Once I learned a few things and I was able to sell a shot to Big Book 3, I decided to buy a SLR camera and a nice macro lens. I took it out of the box and my first 100 pictures were terrible. It is amazing how many settings a point and shoot camera figures out for you, automatically and when its left up to you some education is required. What I am saying is it is much easier to get good close ups with a point and shoot macro camera than it is with a SLR until you learn a few basic settings.

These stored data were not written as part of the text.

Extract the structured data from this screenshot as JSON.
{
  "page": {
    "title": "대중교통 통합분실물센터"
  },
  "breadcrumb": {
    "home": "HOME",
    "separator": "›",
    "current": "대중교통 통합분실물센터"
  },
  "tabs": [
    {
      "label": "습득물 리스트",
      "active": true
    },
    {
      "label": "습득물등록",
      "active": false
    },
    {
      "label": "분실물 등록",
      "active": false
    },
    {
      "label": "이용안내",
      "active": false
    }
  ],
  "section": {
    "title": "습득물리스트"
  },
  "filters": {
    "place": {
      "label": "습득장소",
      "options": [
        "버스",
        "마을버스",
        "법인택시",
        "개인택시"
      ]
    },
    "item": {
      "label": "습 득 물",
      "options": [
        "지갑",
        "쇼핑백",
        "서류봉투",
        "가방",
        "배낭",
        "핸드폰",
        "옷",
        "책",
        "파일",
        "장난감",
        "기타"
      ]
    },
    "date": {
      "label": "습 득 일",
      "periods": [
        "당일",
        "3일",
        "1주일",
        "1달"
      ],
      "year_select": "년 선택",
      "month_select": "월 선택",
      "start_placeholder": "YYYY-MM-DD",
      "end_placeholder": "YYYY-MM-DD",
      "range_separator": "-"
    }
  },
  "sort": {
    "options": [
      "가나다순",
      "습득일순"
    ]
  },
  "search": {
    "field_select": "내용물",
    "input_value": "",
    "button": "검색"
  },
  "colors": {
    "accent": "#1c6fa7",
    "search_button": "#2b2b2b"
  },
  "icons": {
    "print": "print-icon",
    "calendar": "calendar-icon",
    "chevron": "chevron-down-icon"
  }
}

As I said I wont try and teach photography but I wanted you to understand unless your willing to put in the time a Digital camera may be a better choice than a full blown SLR.
Photography is an amazing and addictive hobby and there is always a better lens to buy or a better tripod or something exotic like Macro Rails, but that doesnt mean it cost a lot to get started, I bought my first Nikon on Ebay for under 400$ with a Nikon SL-1 ring lamp included.
Several months later a photograph taken by me with that camera was featured on the Cover of Big Book 3. It went on to take many pictures for many magazines and books!
While I now shoot with a Nikon D-50, D-80, a Sigma 105 MM Macro Lens and a Sigma EF-140 Ring Flash it all started with that simple Digicam. Dare to dream and there are no limits to what you can achieve.